Características da obra Claro enigma

Claro enigma é um livro de poesias de Carlos Drummond de Andrade. Ele foi publicado pela primeira vez em 1951. A obra é dividida em seis partes:

  • Entre lobo e cão”: caráter existencial.

  • Notícias amorosas”: temas amorosos.

  • O menino e os homens”: sobre a passagem do tempo.

  • Selo de Minas”: ambientados em Minas Gerais.

  • Os lábios cerrados”: reflexões sobre a memória e a morte.

  • A máquina do mundo”: temática da vida moderna.

A obra apresenta características da segunda fase do Modernismo brasileiro:

  • reflexões sobre o mundo contemporâneo;

  • caráter existencial;

  • conflito espiritual;

  • crítica sociopolítica;

  • presença de versos regulares e livres.

Exemplos de poema da obra Claro enigma

Em “Remissão”, o eu lírico faz uma reflexão existencial que engloba a memória, a poesia e a vida. Assim, ele diz que a memória é o alimento ou tema da poesia. Porém, a poesia é alimento dos vulgares. A memória e a poesia vão se misturando e se transformam na triste vida.

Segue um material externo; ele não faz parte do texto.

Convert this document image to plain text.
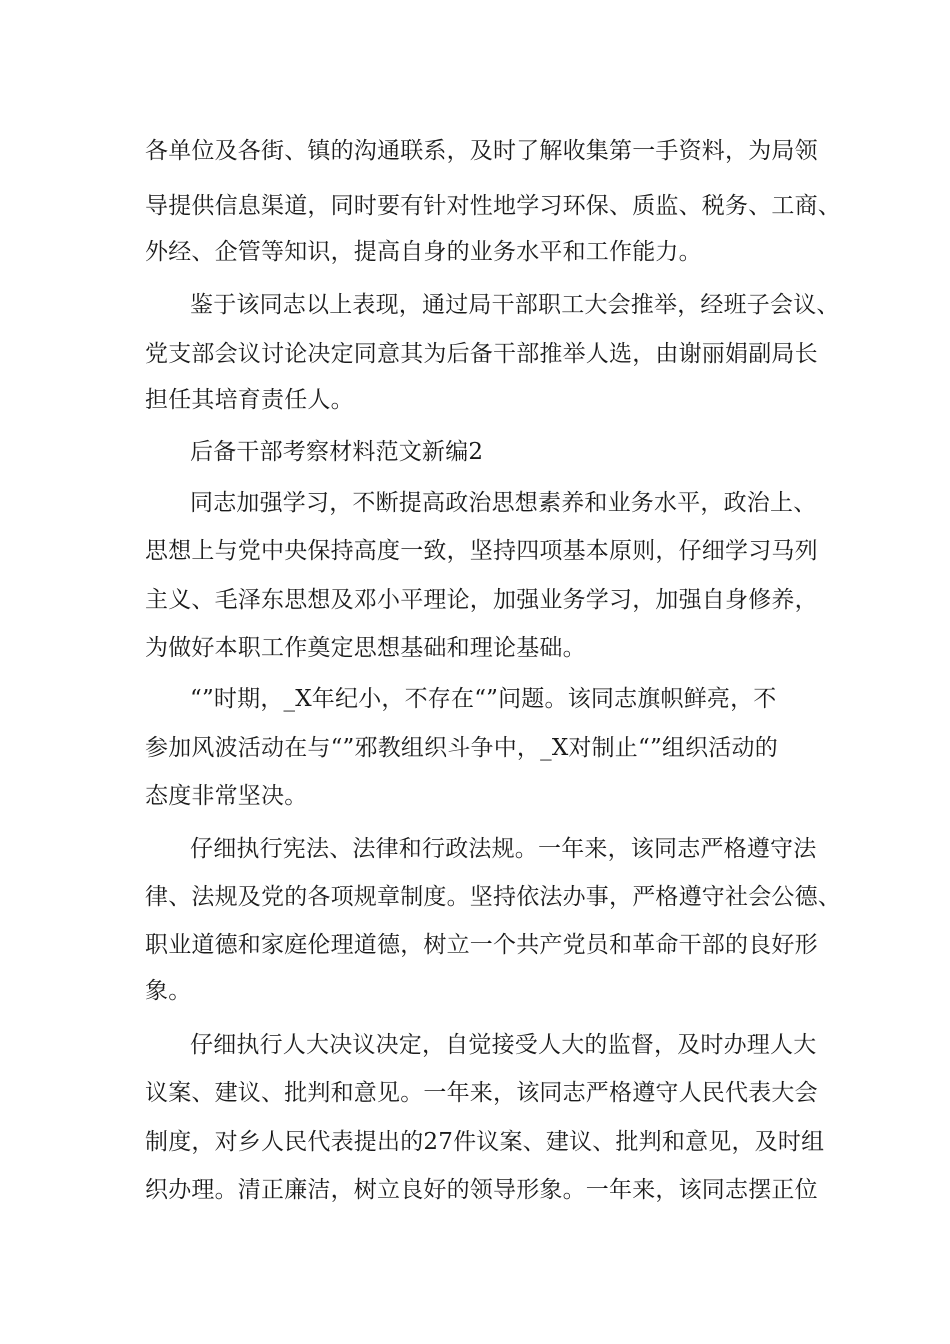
各单位及各街、镇的沟通联系，及时了解收集第一手资料，为局领
导提供信息渠道，同时要有针对性地学习环保、质监、税务、工商、
外经、企管等知识，提高自身的业务水平和工作能力。
鉴于该同志以上表现，通过局干部职工大会推举，经班子会议、
党支部会议讨论决定同意其为后备干部推举人选，由谢丽娟副局长
担任其培育责任人。
后备干部考察材料范文新编2
同志加强学习，不断提高政治思想素养和业务水平，政治上、
思想上与党中央保持高度一致，坚持四项基本原则，仔细学习马列
主义、毛泽东思想及邓小平理论，加强业务学习，加强自身修养，
为做好本职工作奠定思想基础和理论基础。
“”时期，_X年纪小，不存在“”问题。该同志旗帜鲜亮，不
参加风波活动在与“”邪教组织斗争中，_X对制止“”组织活动的
态度非常坚决。
仔细执行宪法、法律和行政法规。一年来，该同志严格遵守法
律、法规及党的各项规章制度。坚持依法办事，严格遵守社会公德、
职业道德和家庭伦理道德，树立一个共产党员和革命干部的良好形
象。
仔细执行人大决议决定，自觉接受人大的监督，及时办理人大
议案、建议、批判和意见。一年来，该同志严格遵守人民代表大会
制度，对乡人民代表提出的27件议案、建议、批判和意见，及时组
织办理。清正廉洁，树立良好的领导形象。一年来，该同志摆正位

Triste é a vida do poeta, a quem o eu lírico parece se dirigir. Para o poeta, só lhe resta o “contentamento de escrever”, enquanto o tempo e a vida passam. Esse poema de Drummond é um soneto com versos decassílabos. Portanto, o poeta recorre ao tradicional rigor formal:

Tua memória, pasto de poesia,
tua poesia, pasto dos vulgares,
vão se engastando numa coisa fria
a que tu chamas: vida, e seus pesares.

Mas, pesares de quê? perguntaria,
se esse travo de angústia nos cantares,
se o que dorme na base da elegia
vai correndo e secando pelos ares,

e nada resta, mesmo, do que escreves
e te forçou ao exílio das palavras,
senão contentamento de escrever,

enquanto o tempo, e suas formas breves
ou longas, que sutil interpretavas,
se evapora no fundo do teu ser?

Em “Rapto”, poema com versos decassílabos, o eu poético, por meio de uma metáfora, fala do desejo sexual. Tal desejo é relacionado a uma “forma pura”, que, no voo da águia, se eleva quando se degrada. Assim, o eu lírico sugere a relação sexual e o prazer na “tortura do embate, no arremate/ de uma exaustão suavíssima”.

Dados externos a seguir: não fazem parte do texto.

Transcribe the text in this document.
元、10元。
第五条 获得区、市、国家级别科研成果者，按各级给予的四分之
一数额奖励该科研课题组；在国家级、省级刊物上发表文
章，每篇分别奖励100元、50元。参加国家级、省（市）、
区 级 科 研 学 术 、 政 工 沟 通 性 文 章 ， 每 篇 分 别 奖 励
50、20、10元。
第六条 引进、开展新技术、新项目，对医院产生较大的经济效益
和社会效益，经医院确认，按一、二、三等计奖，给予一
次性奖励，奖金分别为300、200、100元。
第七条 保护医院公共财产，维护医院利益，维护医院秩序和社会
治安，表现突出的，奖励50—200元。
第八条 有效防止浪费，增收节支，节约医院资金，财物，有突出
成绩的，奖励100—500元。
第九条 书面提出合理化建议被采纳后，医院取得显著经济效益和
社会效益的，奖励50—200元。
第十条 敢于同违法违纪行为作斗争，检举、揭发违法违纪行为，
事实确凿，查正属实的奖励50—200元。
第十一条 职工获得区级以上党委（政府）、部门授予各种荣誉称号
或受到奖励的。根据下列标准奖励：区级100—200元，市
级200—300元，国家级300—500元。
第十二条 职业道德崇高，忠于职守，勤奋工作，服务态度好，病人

Se esses “raptos terríveis” da águia se repetem (aqui o eu lírico deixa o campo da águia e nos leva para as “portas de pérola dúbia das boates”), se há “um soluço” no “beijo estéril”, é preciso ficarmos atentos “ao desígnio/ da natureza ambígua e reticente”, pois ela constrói “outra forma de amar no acerbo amor”.

Se uma águia fende os ares e arrebata
esse que é forma pura e que é suspiro
de terrenas delícias combinadas;
e se essa forma pura, degradando-se,
mais perfeita se eleva, pois atinge
a tortura do embate, no arremate
de uma exaustão suavíssima, tributo
com que se paga o voo mais cortante;
se, por amor de uma ave, ei-la recusa
o pasto natural aberto aos homens,
e pela via hermética e defesa
vai demandando o cândido alimento
que a alma faminta implora até o extremo;
se esses raptos terríveis se repetem
já nos campos e já pelas noturnas
portas de pérola dúbia das boates;
e se há no beijo estéril um soluço
esquivo e refolhado, cinza em núpcias,
e tudo é triste sob o céu flamante
(que o pecado cristão, ora jungido
ao mistério pagão, mais o alanceia),
baixemos nossos olhos ao desígnio
da natureza ambígua e reticente:
ela tece, dobrando-lhe o amargor,
outra forma de amar no acerbo amor.

Por fim, no poema “Permanência”, escrito em versos livres, a voz poética reflete sobre a memória e a morte. Ela fala de lembrança e da perda da memória. Para o eu lírico, o amor é eterno. Mas o fim, a morte, também é, e começa bem antes de acontecer.

Paradoxalmente, o eu poético afirma que “o esquecimento ainda é memória”, de forma a defender a “permanência” de que fala o título, já que a memória é “chama que dorme nos paus de lenha jogados no galpão”, ou seja, em um corpo sem vida:

Agora me lembra um, antes me lembrava outro.

Dia virá em que nenhum será lembrado.

Então no mesmo esquecimento se fundirão.
Mais uma vez a carne unida, e as bodas
cumprindo-se em si mesmas, como ontem e sempre.

Pois eterno é o amor que une e separa, e eterno o fim
(já começara, antes de ser), e somos eternos,
frágeis, nebulosos, tartamudos, frustrados: eternos.
E o esquecimento ainda é memória, e lagoas de sono
selam em seu negrume o que amamos e fomos um dia,
ou nunca fomos, e contudo arde em nós
à maneira da chama que dorme nos paus de lenha jogados no galpão.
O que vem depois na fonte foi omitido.